Most of the patients who came in during my time in this department had rashes, marks, or moles. A post-graduate (PG) student said that the most common conditions include infections (such as scabies with secondary infections), superficial fungal infections, acne, and hyperpigmentation (such as melanoma). Besides these common conditions, patients also come in with psoriasis, leprosy (which is decreasing), drug reaction, and alopecia.
This is the OP room of the dermatology department.
Here are three of the most interesting diagnoses that I have come across during my time in DVL:
- Tinea capitis with secondary infection: A patient’s head had gotten infected by a parasite, which left a wound on the head. Due to the patient’s poor hygiene, maggots had landed on this wound, and these maggots grew inside and outside the wound. By the time I heard about this patient, all of the maggots that were on the outside of the wound were removed, but there were still some maggots on the inside of the wound. A medication that irritates the maggots was being applied to the wound to cause these maggots to slowly come out.
- Pemphigus vulgaris: There are three skin layers (epidermis, dermis, and subcutaneous layer) that are held together by proteins. One patient’s body was producing autoantibodies that were attacking these proteins. So, there were now gaps between these cells, allowing fluid to fill this space. This was leading to pus-filled skin lesions on the patient’s chest and back.
- Erythema multiforme: This skin condition is usually either a reaction to drugs or caused by herpes simplex. In this case, it was a reaction to drugs. This patient had gone to an RMP doctor (I will talk about them below) and had taken native drugs (could be plant-based) for another condition. These native drugs led to development of skin lesions that were filled with blue fluid in the center.

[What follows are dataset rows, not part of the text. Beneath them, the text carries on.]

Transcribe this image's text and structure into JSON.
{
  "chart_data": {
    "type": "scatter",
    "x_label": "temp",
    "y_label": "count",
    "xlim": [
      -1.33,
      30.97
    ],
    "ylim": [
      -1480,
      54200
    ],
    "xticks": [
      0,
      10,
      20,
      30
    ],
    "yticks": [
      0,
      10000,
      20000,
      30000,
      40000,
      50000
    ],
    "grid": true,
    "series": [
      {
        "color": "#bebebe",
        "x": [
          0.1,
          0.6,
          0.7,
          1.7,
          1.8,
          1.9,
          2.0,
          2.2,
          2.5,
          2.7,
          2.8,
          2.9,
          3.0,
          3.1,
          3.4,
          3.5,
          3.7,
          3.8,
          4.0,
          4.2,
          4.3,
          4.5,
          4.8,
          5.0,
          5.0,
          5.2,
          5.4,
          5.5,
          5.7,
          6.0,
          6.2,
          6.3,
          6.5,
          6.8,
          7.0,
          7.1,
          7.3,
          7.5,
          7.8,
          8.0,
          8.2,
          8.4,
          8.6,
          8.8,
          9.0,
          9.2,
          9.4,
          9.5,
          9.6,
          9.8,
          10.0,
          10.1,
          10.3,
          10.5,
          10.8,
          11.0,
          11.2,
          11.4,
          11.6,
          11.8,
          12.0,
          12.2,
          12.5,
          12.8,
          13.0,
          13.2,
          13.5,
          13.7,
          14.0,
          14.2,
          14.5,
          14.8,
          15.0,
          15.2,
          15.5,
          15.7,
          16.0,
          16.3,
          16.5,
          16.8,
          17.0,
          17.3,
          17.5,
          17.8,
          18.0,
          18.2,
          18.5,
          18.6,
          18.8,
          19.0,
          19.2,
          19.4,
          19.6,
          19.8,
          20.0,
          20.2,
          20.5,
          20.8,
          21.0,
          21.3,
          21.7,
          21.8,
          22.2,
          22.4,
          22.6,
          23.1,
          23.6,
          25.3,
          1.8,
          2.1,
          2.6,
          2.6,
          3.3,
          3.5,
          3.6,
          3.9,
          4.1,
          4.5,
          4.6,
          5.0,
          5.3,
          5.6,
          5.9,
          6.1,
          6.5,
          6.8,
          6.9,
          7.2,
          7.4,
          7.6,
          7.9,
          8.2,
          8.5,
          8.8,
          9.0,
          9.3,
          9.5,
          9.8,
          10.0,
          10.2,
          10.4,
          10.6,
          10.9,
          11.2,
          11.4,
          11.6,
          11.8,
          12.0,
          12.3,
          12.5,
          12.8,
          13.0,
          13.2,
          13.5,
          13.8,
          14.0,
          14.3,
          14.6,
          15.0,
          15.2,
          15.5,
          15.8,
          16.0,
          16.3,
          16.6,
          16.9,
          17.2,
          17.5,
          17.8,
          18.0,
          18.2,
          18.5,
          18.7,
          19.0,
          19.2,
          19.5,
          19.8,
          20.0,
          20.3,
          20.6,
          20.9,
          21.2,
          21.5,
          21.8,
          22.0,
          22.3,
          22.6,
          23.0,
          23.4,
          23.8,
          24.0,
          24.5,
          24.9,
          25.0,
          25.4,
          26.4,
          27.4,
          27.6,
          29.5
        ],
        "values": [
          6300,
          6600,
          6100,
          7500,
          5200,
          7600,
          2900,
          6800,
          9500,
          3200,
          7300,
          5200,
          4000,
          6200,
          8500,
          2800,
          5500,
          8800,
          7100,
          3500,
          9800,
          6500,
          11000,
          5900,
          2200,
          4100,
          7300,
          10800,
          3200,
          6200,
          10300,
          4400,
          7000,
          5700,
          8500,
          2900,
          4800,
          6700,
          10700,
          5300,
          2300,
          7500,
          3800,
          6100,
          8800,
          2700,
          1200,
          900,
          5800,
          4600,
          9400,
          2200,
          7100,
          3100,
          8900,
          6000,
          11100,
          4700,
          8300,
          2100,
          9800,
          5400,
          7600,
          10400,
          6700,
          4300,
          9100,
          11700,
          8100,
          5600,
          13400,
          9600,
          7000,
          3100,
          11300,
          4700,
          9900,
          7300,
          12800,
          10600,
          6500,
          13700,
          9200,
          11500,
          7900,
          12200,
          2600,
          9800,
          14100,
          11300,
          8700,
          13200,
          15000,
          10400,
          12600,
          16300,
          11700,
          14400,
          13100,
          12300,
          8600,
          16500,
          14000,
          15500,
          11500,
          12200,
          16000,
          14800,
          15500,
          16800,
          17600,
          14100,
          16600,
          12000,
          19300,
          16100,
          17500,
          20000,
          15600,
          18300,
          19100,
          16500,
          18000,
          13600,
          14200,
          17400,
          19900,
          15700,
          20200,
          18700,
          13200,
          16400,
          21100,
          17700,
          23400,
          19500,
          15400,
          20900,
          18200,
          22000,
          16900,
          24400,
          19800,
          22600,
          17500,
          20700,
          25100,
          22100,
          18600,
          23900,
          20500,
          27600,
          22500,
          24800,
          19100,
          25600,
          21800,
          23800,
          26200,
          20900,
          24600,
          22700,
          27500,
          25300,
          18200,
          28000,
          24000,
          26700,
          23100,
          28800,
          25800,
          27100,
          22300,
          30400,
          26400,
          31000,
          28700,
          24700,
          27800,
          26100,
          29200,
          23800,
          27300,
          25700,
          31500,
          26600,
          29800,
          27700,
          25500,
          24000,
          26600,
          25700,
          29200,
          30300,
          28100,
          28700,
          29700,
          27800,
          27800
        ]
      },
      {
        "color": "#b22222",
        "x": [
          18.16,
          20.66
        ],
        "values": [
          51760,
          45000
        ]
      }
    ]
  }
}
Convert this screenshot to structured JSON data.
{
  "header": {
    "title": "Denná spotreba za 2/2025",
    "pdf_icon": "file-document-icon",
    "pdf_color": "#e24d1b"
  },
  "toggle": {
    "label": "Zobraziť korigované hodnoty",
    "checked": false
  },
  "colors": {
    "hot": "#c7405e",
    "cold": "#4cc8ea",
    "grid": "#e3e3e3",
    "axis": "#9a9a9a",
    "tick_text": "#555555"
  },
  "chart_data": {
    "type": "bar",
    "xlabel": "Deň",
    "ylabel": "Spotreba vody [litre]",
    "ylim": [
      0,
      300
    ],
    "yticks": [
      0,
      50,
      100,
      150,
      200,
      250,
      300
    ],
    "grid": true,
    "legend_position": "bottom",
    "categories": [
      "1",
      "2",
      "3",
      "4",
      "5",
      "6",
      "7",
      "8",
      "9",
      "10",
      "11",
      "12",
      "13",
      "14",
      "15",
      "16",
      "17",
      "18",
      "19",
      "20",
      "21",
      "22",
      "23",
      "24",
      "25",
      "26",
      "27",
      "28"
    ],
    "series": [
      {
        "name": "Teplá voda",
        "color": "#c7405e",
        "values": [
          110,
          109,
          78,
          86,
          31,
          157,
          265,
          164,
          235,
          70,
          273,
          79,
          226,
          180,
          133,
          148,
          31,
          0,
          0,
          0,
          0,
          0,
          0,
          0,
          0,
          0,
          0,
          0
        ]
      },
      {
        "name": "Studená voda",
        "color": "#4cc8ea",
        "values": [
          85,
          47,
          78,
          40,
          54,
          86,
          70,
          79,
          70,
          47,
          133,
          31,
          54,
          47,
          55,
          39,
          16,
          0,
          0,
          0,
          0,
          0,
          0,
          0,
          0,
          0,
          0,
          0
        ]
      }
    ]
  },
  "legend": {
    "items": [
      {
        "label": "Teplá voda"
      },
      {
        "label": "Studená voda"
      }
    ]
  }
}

All I know about RMP doctors is based on what I have learned from the PG students in the DVL department. I have tried researching about these doctors online, but I can’t seem to find a lot of information about them. I will ask other doctors, and I will try to let you know more about RMP doctors in my next blog. According to the PG students, RMP doctors observe doctors for a few years to learn the basics, and they start prescribing based on what they know. RMP doctors practice mostly in villages because people in villages are often poor and have a lack of education. Since RMP doctors provide their services for a lower amount of money and are conveniently in villages, they can be an attractive option. But, in reality, these doctors don’t have the proper medical education or certification to provide all of the services that they are often providing, which can be very harmful to the patients. For example, there have been numerous cases where these doctors have attempted to do surgeries that they are not qualified to do. But, like I said, I will research more about them and possibly write about them in my next blog.